The prosecution deliberately obscured these points during Hurwitz's trial, relying on the jurors' ignorance of pain treatment principles to convict him. The government's main medical expert, Michael Ashburn, testified that consumption of high narcotic doses by patients with chronic pain who do not have cancer is a sign of drug abuse.

In a letter they wrote before the verdict, six past presidents of the American Pain Society rebuked Ashburn for this statement, along with several other misrepresentations of pain treatment standards. "We are stunned by his testimony," they said. "Use of 'high dose' opioid therapy for chronic pain is clearly in the scope of medicine."

As these pain experts recognized, Hurwitz was not the only person on trial at the federal courthouse in Alexandria. So was every doctor who has the courage to risk investigation by treating people who suffer from severe chronic pain with the high doses of opioids they need to make their lives livable.

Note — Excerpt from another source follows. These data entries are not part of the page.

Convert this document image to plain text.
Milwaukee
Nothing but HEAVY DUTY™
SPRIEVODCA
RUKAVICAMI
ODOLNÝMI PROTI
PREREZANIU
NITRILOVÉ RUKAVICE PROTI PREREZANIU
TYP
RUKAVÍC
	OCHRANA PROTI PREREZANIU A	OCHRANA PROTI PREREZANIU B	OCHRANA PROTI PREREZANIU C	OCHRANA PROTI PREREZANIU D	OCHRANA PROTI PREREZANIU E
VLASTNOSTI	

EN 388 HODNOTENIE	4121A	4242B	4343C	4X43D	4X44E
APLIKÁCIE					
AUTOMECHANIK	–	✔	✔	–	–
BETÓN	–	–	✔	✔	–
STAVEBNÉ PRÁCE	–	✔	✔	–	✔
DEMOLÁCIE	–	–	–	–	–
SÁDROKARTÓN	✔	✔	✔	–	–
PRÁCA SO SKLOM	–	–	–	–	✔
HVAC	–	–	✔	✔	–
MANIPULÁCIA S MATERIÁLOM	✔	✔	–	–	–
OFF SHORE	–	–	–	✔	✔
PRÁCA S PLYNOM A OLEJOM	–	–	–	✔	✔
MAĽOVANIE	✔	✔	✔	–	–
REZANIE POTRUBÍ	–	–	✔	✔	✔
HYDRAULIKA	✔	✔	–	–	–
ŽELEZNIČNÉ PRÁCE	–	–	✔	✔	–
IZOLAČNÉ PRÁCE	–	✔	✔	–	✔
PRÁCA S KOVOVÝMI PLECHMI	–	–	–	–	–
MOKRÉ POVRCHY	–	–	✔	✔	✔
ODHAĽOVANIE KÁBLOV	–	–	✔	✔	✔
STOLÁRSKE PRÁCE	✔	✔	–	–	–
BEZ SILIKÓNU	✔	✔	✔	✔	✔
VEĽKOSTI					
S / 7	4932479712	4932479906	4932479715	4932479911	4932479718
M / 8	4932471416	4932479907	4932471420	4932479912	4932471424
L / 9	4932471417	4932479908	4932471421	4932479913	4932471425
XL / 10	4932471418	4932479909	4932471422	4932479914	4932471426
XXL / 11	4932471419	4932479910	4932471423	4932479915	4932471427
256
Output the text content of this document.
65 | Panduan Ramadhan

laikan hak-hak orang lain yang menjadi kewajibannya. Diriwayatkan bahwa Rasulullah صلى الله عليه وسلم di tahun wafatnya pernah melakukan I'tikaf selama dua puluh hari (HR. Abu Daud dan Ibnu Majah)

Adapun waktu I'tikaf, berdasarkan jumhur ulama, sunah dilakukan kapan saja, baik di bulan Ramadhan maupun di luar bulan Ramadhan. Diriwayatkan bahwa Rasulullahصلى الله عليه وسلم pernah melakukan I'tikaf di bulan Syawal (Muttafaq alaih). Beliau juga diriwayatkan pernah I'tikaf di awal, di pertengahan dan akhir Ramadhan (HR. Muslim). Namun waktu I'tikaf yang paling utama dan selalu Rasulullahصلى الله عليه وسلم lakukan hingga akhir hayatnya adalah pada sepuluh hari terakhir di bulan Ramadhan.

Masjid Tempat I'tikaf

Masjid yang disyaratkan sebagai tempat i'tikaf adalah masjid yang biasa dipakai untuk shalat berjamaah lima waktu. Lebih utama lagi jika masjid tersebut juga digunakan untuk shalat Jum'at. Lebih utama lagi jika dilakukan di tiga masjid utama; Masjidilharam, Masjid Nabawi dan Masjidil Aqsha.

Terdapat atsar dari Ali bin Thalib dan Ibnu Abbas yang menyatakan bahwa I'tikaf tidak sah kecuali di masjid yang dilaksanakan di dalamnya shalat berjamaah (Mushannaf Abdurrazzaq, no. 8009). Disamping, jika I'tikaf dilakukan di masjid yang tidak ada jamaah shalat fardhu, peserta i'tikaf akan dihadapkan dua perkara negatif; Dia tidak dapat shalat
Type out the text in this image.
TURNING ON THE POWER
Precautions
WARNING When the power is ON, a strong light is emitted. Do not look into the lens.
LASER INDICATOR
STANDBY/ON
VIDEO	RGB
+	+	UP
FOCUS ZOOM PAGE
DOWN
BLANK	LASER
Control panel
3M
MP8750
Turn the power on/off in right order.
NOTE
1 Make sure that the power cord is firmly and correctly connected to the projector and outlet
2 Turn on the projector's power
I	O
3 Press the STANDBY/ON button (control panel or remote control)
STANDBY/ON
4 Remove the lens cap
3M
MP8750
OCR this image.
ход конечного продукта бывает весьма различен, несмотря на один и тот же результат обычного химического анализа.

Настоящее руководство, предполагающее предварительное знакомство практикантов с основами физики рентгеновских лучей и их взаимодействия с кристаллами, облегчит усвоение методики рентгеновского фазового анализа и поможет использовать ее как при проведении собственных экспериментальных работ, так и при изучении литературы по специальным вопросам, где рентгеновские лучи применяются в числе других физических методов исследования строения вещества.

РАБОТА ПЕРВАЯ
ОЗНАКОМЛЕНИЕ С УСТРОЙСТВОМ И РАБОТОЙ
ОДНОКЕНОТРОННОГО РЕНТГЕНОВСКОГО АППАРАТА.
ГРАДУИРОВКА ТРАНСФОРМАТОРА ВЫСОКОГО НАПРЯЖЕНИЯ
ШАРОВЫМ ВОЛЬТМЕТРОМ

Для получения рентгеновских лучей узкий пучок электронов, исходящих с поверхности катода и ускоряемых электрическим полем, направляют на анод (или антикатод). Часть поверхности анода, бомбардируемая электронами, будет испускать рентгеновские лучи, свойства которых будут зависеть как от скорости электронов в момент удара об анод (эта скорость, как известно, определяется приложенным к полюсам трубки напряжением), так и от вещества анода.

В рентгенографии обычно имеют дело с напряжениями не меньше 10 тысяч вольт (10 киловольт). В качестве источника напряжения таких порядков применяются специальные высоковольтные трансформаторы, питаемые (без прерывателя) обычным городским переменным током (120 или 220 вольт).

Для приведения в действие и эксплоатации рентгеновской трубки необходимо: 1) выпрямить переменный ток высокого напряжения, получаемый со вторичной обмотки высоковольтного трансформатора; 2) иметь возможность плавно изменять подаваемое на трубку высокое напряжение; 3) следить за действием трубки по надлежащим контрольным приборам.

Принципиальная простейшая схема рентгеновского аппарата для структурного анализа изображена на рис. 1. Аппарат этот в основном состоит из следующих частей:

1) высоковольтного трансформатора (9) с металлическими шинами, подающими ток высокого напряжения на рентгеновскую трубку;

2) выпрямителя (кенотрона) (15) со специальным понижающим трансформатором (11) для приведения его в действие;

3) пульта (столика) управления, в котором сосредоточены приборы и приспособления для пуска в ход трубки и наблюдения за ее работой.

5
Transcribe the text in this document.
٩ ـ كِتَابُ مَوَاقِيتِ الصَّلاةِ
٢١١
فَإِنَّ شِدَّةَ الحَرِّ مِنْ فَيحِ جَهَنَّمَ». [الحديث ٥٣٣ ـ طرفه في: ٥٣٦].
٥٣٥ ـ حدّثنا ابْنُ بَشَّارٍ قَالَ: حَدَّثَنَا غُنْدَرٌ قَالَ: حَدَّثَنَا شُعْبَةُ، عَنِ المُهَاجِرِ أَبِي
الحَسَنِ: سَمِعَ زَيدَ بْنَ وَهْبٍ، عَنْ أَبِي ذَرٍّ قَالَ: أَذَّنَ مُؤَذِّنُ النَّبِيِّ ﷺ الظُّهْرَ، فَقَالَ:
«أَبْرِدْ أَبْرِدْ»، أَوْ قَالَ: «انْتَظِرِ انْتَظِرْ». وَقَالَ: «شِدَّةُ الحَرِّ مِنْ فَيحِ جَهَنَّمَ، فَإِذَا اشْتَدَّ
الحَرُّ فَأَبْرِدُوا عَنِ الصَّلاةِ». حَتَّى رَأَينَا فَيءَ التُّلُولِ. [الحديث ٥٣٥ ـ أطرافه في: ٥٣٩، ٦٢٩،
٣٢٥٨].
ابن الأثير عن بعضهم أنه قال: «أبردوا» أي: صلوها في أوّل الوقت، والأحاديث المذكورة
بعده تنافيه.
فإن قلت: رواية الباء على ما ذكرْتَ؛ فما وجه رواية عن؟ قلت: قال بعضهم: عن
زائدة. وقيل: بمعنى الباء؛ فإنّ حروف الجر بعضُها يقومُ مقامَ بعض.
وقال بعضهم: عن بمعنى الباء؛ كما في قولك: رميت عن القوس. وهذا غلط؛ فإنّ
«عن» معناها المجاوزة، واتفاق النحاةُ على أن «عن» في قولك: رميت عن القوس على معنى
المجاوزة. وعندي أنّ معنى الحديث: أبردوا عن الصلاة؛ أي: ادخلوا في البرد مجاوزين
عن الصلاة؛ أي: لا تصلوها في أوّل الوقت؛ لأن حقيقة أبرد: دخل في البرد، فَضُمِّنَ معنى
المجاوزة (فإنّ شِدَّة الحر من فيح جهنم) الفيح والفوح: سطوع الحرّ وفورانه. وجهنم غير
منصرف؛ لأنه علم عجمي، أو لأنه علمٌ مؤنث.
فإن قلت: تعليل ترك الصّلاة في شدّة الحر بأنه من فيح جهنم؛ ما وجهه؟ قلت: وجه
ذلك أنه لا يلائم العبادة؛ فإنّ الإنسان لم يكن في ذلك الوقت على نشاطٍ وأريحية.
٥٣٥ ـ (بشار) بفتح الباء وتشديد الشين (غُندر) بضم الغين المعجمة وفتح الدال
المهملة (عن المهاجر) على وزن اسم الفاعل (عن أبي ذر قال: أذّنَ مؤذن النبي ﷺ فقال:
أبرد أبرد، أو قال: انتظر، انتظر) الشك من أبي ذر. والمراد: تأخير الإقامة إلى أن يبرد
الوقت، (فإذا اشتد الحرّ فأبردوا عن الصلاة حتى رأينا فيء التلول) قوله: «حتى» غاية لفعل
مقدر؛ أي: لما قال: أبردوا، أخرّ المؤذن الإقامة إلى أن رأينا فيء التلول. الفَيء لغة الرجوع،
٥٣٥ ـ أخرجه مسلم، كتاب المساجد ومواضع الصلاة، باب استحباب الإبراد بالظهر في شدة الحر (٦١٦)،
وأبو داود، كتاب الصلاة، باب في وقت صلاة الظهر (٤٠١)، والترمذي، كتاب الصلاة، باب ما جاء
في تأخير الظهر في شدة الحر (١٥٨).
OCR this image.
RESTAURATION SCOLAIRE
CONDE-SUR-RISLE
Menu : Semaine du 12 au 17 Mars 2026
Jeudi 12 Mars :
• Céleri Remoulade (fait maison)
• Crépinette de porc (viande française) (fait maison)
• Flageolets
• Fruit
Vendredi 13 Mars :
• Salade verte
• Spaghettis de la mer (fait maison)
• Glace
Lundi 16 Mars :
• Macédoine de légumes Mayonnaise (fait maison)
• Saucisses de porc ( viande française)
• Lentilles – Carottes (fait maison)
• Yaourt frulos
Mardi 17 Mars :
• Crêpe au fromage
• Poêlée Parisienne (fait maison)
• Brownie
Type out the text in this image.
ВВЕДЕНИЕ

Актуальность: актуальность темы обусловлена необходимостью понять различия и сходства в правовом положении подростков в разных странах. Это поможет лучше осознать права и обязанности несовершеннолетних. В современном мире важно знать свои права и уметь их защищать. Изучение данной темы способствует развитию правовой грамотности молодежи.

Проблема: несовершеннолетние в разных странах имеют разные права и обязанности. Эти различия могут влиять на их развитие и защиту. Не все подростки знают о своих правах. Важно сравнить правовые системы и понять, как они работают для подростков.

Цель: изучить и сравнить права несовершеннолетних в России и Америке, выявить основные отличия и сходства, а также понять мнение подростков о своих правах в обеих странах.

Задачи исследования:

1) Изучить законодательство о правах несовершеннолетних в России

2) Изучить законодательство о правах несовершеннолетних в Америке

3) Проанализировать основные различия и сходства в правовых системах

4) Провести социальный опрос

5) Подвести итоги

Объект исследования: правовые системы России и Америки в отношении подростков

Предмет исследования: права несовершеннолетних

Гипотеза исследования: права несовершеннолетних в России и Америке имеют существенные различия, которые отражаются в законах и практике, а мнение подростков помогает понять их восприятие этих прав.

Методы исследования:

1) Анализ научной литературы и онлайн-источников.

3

In poignant letters to Judge Wexler, who has fairly wide latitude in punishing Hurwitz now that the U.S. Supreme Court has made federal sentencing guidelines merely advisory, dozens of his former patients recount how he saved them from constant agony caused by migraines, back injuries, reflex sympathetic dystrophy, and other painful conditions that left them disabled, homebound, despondent, and in some cases suicidal. They outline the difficulties they had in getting adequate treatment before they found Hurwitz and the trouble they've been having since the government put him out of business.

"Good pain doctors are hard to find," writes one. "I am saddened that Dr. Hurwitz is branded a criminal for helping me and helping people like me." Another argues that Hurwitz's "crime"—trusting his patients—was one of his greatest virtues. "It is to Dr. Hurwitz's credit," he says, "that he chose to trust that his patients were genuinely seeking relief from pain that cannot be objectively measured. This trust is, in my experience, all too rare." Threatening doctors with prison for viewing their patients with inadequate suspicion will make it even rarer.